Hospitals: Retirement plan lawsuits could have 'significant detrimental' effect

The American Hospital Association, U.S. Chamber of Commerce and Association of American Medical Colleges filed a friend-of-the-court brief urging the dismissal of a lawsuit alleging that Boston-based Beth Israel Deaconess Medical Center violated the Employee Retirement Income Security Act by choosing a retirement plan other than the least expensive available.

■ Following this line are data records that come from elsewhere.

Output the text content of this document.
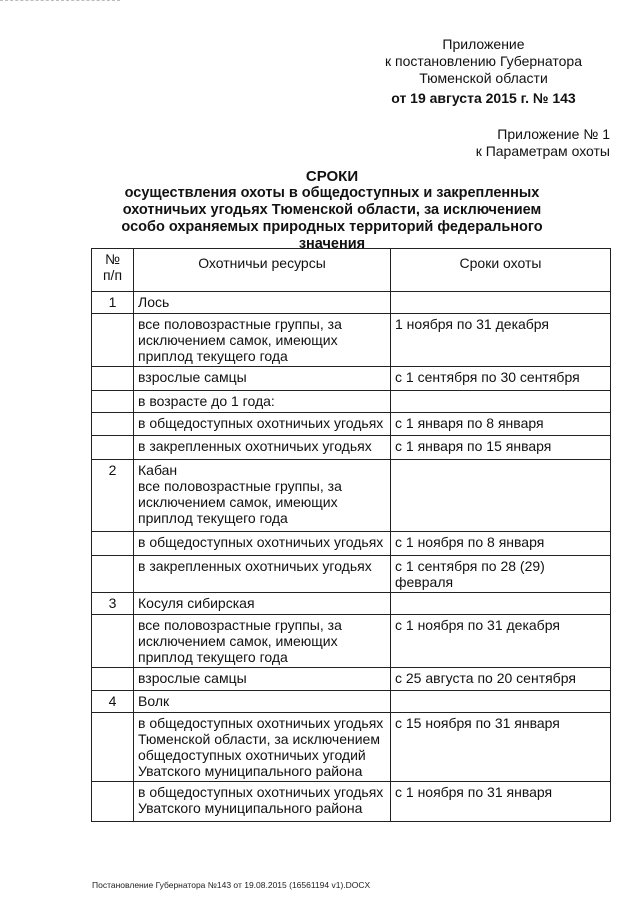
Приложение
к постановлению Губернатора
Тюменской области
от 19 августа 2015 г. № 143
Приложение № 1
к Параметрам охоты
СРОКИ
осуществления охоты в общедоступных и закрепленных
охотничьих угодьях Тюменской области, за исключением
особо охраняемых природных территорий федерального значения
№
п/п	Охотничьи ресурсы	Сроки охоты
1	Лось	
	все половозрастные группы, за исключением самок, имеющих приплод текущего года	1 ноября по 31 декабря
	взрослые самцы	с 1 сентября по 30 сентября
	в возрасте до 1 года:	
	в общедоступных охотничьих угодьях	с 1 января по 8 января
	в закрепленных охотничьих угодьях	с 1 января по 15 января
2	Кабан
все половозрастные группы, за исключением самок, имеющих приплод текущего года	
	в общедоступных охотничьих угодьях	с 1 ноября по 8 января
	в закрепленных охотничьих угодьях	с 1 сентября по 28 (29) февраля
3	Косуля сибирская	
	все половозрастные группы, за исключением самок, имеющих приплод текущего года	с 1 ноября по 31 декабря
	взрослые самцы	с 25 августа по 20 сентября
4	Волк	
	в общедоступных охотничьих угодьях Тюменской области, за исключением общедоступных охотничьих угодий Уватского муниципального района	с 15 ноября по 31 января
	в общедоступных охотничьих угодьях Уватского муниципального района	с 1 ноября по 31 января
Постановление Губернатора №143 от 19.08.2015 (16561194 v1).DOCX
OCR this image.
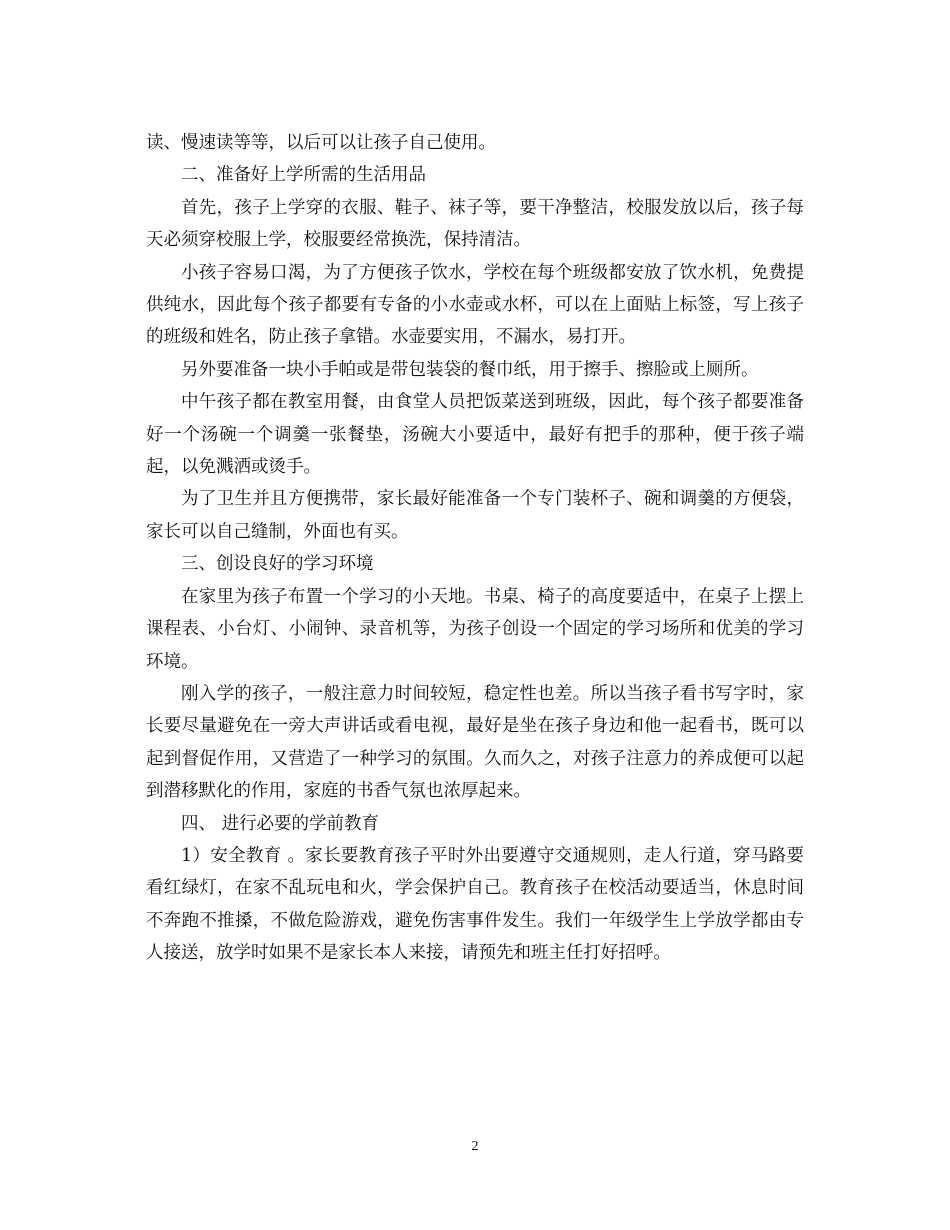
读、慢速读等等，以后可以让孩子自己使用。

二、准备好上学所需的生活用品

首先，孩子上学穿的衣服、鞋子、袜子等，要干净整洁，校服发放以后，孩子每天必须穿校服上学，校服要经常换洗，保持清洁。

小孩子容易口渴，为了方便孩子饮水，学校在每个班级都安放了饮水机，免费提供纯水，因此每个孩子都要有专备的小水壶或水杯，可以在上面贴上标签，写上孩子的班级和姓名，防止孩子拿错。水壶要实用，不漏水，易打开。

另外要准备一块小手帕或是带包装袋的餐巾纸，用于擦手、擦脸或上厕所。

中午孩子都在教室用餐，由食堂人员把饭菜送到班级，因此，每个孩子都要准备好一个汤碗一个调羹一张餐垫，汤碗大小要适中，最好有把手的那种，便于孩子端起，以免溅洒或烫手。

为了卫生并且方便携带，家长最好能准备一个专门装杯子、碗和调羹的方便袋，家长可以自己缝制，外面也有买。

三、创设良好的学习环境

在家里为孩子布置一个学习的小天地。书桌、椅子的高度要适中，在桌子上摆上课程表、小台灯、小闹钟、录音机等，为孩子创设一个固定的学习场所和优美的学习环境。

刚入学的孩子，一般注意力时间较短，稳定性也差。所以当孩子看书写字时，家长要尽量避免在一旁大声讲话或看电视，最好是坐在孩子身边和他一起看书，既可以起到督促作用，又营造了一种学习的氛围。久而久之，对孩子注意力的养成便可以起到潜移默化的作用，家庭的书香气氛也浓厚起来。

四、 进行必要的学前教育

1）安全教育 。家长要教育孩子平时外出要遵守交通规则，走人行道，穿马路要看红绿灯，在家不乱玩电和火，学会保护自己。教育孩子在校活动要适当，休息时间不奔跑不推搡，不做危险游戏，避免伤害事件发生。我们一年级学生上学放学都由专人接送，放学时如果不是家长本人来接，请预先和班主任打好招呼。

2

The brief points to an increase in retirement plan litigation filed against hospitals and health systems in the last year. In addition to the Beth Israel case, this includes lawsuits against Boston Children's Hospital, Lebanon, N.H.-based Dartmouth-Hitchcock Medical Center, Boston-based Mass General Brigham, Traverse City, Mich.-based Munson Healthcare, Evanston, Ill.-based NorthShore University HealthSystem, Chicago-based Rush University Medical Center and Yale New Haven (Conn.) Hospital.

"Using the benefit of hindsight, these cookie-cutter lawsuits challenge the decisions that retirement plan fiduciaries made about the investment options available to plan participants or the arrangements the fiduciaries negotiated with the plan's service provider," the brief states. "The complaints typically point to alternative investment or service options (among tens of thousands of investment options offered in the investment marketplace and the dozens of service providers with a wide variety of service offerings and price points) and allege that plan fiduciaries must have had a flawed decision-making process, and therefore violated ERISA’s fiduciary duties, because they did not choose one of those alternatives."

The brief argues that hospitals "have especially broad employee populations," which "requires concomitantly diverse investment options."

"After all, a highly compensated surgeon may look for different investment opportunities than a hospital orderly with less flexibility to take financial risks," the brief argues. 

The brief also argues this retirement plan litigation against hospitals "threatens to have a significant detrimental impact on hospitals and hospital employees alike. Hospitals, like all fiduciaries, must make careful decisions based on an array of factors. But these lawsuits push them to reflexively focus on just one factor: the lowest-cost option."

The brief was filed May 20 in the U.S. District Court for the District of Massachusetts.